Dusting the Virtues of Snow

A Little Bit of Dirt Means a Lot for Water Supplies

By Michon Scott Design by Robert Simmon August 19, 2013

At least as far back as King David’s psalms and Isaiah’s prophecies, snow has been characterized as a symbol of purity. “Lawn [linen] as white as driven snow” was how Shakespeare once described it.

Beyond the symbolism, the purity of snow has consequences for society. Snow is a key source of water for drinking and irrigation. It is also Earth’s best method for reflecting sunlight back into space.

Tom Painter is very interested in the purity of snow. Based at NASA’s Jet Propulsion Laboratory and the University of California, Los Angeles, he studies how much water is stored in snowpack and how that snow looks to satellites. He also studies the effects of light-absorbing impurities—dark-colored particles like dust and soot that coat snow.

Dirty Snow in the San Juan Mountains.

Researchers climbed the heights of Colorado’s San Juan Mountains to study the effects of dust on the snowpack in spring 2013. (Photograph ©2013 Jeff Deems, NSIDC.)

Dirty snow usually melts faster than fresh snow because it absorbs more energy from the Sun, and that’s not just a problem in sooty, gritty cities. Except for some mountains and high plateaus, snow cover naturally retreats from Earth’s surface in the spring and early summer. Dust on top of that snow significantly accelerates the process.

For nearly a decade, Painter and colleagues have been examining the effects of snow impurities in the mountains of the Colorado River Basin, using a combination of ground-based measurements, energy-balance towers, and satellite data. Aircraft-mounted instruments also have helped monitor snow cover and depth. All of that information is included in a computer model that Painter and his team use to estimate how much impurities enhance snowmelt.
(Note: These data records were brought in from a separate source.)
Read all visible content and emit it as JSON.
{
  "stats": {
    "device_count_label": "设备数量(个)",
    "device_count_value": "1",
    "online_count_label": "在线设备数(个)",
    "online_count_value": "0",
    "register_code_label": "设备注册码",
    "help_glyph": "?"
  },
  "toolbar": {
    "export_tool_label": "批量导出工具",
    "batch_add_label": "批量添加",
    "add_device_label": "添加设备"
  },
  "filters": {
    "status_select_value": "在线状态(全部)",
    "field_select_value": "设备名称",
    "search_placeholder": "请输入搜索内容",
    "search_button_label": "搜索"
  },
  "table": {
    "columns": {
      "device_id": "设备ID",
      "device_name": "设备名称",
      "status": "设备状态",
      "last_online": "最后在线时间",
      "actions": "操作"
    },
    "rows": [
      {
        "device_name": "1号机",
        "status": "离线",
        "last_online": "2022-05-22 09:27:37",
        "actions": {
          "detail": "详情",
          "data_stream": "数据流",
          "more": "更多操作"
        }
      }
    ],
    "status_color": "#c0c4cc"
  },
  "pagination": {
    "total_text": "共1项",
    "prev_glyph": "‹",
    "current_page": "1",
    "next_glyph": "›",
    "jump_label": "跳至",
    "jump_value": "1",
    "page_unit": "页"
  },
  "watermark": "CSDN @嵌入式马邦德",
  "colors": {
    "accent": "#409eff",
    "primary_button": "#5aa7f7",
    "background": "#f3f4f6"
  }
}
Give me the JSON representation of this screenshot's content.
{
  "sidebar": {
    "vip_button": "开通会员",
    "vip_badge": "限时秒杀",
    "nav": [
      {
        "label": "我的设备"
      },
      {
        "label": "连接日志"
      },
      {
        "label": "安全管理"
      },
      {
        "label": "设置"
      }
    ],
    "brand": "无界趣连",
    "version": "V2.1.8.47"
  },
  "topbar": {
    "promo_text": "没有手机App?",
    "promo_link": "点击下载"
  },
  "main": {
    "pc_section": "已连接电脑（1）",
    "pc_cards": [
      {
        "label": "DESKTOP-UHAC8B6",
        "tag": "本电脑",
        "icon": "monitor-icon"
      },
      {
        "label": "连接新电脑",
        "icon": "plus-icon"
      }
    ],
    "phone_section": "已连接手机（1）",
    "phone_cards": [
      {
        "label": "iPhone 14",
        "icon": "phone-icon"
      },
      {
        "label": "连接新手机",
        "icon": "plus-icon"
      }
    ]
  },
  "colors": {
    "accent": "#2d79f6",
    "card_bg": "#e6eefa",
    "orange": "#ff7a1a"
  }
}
Fresh snow in the Colorado Rockies, May 3, 2013.
Old, dust-covered snow. June 20, 2013.

Fresh snow reflects 80 to 90 percent of the sunlight that falls on it. Dusty snow, however, only reflects 50 to 60 percent, absorbing the rest. These two Landsat 8 images show the mountains near Telluride, Colorado, on May 3 and June 20, 2013. (NASA Earth Observatory images by Robert Simmon, using data from Earth Explorer.)

The effects are surprisingly potent. “Dust on the snowpack of the Colorado River Basin can shorten the duration of snow cover by 21 to 51 days,” Painter says. “For comparison, if you kept the snow clean and increased air temperatures by 2 to 4 degrees Celsius (4 to 7 degrees Fahrenheit), the snow cover would be shortened by just 5 to 18 days.”